This maybe a long one.. or it could be short. Gone to a therapy session with DP, we have a huge pile of issues. During our sessions I’m always try to take responsibility for my actions and how they created the situation we are now in, while DP pretty much sits there acting like he is mr perfect, the therapist even asked him if he always thinks he is right because it seems like if his opinion differs from someone else’s then it makes them wrong, of course he denied this and said he is often wrong about things. And yet he is never willing to take any real blame and just tells me that the way I am feeling isn’t normal, that all my feelings aren’t normal. That I’ve never discussed how I feel, just told him when he should do something. Example he wasn’t bonding with our DD, so I said to him you need to spend some more time with DD to bond, but I’m being told I should have sat him down and said you aren’t bonding with her. So I failed there. Then because I told P he needs to do more around the flat I get told that I need to put DD (she is under 1) into nursery because I need time to myself as I’d be able to keep on top of the household chores.

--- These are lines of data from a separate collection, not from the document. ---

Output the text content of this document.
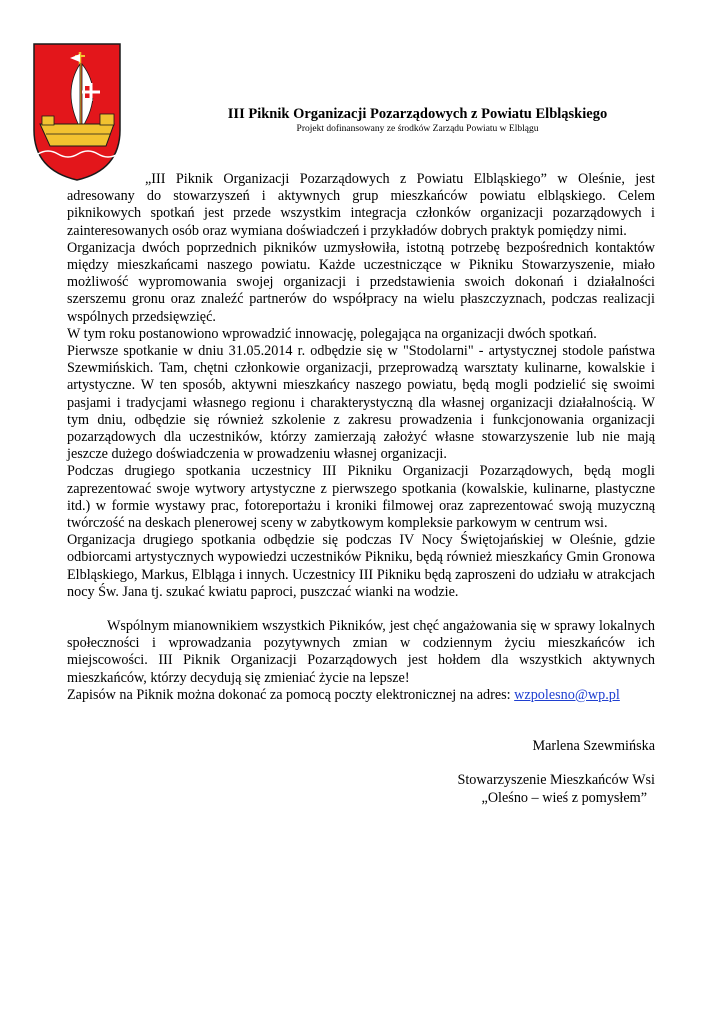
III Piknik Organizacji Pozarządowych z Powiatu Elbląskiego
Projekt dofinansowany ze środków Zarządu Powiatu w Elblągu

„III Piknik Organizacji Pozarządowych z Powiatu Elbląskiego” w Oleśnie, jest adresowany do stowarzyszeń i aktywnych grup mieszkańców powiatu elbląskiego. Celem piknikowych spotkań jest przede wszystkim integracja członków organizacji pozarządowych i zainteresowanych osób oraz wymiana doświadczeń i przykładów dobrych praktyk pomiędzy nimi.

Organizacja dwóch poprzednich pikników uzmysłowiła, istotną potrzebę bezpośrednich kontaktów między mieszkańcami naszego powiatu. Każde uczestniczące w Pikniku Stowarzyszenie, miało możliwość wypromowania swojej organizacji i przedstawienia swoich dokonań i działalności szerszemu gronu oraz znaleźć partnerów do współpracy na wielu płaszczyznach, podczas realizacji wspólnych przedsięwzięć.

W tym roku postanowiono wprowadzić innowację, polegająca na organizacji dwóch spotkań.

Pierwsze spotkanie w dniu 31.05.2014 r. odbędzie się w "Stodolarni" - artystycznej stodole państwa Szewmińskich. Tam, chętni członkowie organizacji, przeprowadzą warsztaty kulinarne, kowalskie i artystyczne. W ten sposób, aktywni mieszkańcy naszego powiatu, będą mogli podzielić się swoimi pasjami i tradycjami własnego regionu i charakterystyczną dla własnej organizacji działalnością. W tym dniu, odbędzie się również szkolenie z zakresu prowadzenia i funkcjonowania organizacji pozarządowych dla uczestników, którzy zamierzają założyć własne stowarzyszenie lub nie mają jeszcze dużego doświadczenia w prowadzeniu własnej organizacji.

Podczas drugiego spotkania uczestnicy III Pikniku Organizacji Pozarządowych, będą mogli zaprezentować swoje wytwory artystyczne z pierwszego spotkania (kowalskie, kulinarne, plastyczne itd.) w formie wystawy prac, fotoreportażu i kroniki filmowej oraz zaprezentować swoją muzyczną twórczość na deskach plenerowej sceny w zabytkowym kompleksie parkowym w centrum wsi.

Organizacja drugiego spotkania odbędzie się podczas IV Nocy Świętojańskiej w Oleśnie, gdzie odbiorcami artystycznych wypowiedzi uczestników Pikniku, będą również mieszkańcy Gmin Gronowa Elbląskiego, Markus, Elbląga i innych. Uczestnicy III Pikniku będą zaproszeni do udziału w atrakcjach nocy Św. Jana tj. szukać kwiatu paproci, puszczać wianki na wodzie.

Wspólnym mianownikiem wszystkich Pikników, jest chęć angażowania się w sprawy lokalnych społeczności i wprowadzania pozytywnych zmian w codziennym życiu mieszkańców ich miejscowości. III Piknik Organizacji Pozarządowych jest hołdem dla wszystkich aktywnych mieszkańców, którzy decydują się zmieniać życie na lepsze!

Zapisów na Piknik można dokonać za pomocą poczty elektronicznej na adres: wzpolesno@wp.pl

Marlena Szewmińska

Stowarzyszenie Mieszkańców Wsi

„Oleśno – wieś z pomysłem”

Pretty much being told that I am the problem, I need to get over it.
Then I get to my mums where my sister has been looking after DD for DM to tell me DD had been crying on and off for an hour for me. That I need to leave her alone more often as she has seperation anxiety, but I do, and get told this over and over. So not only failed in my relationship but also failed my DD it would seem.
logically I know I haven’t but boy do I feel shit having everyone tell me how shit I am being.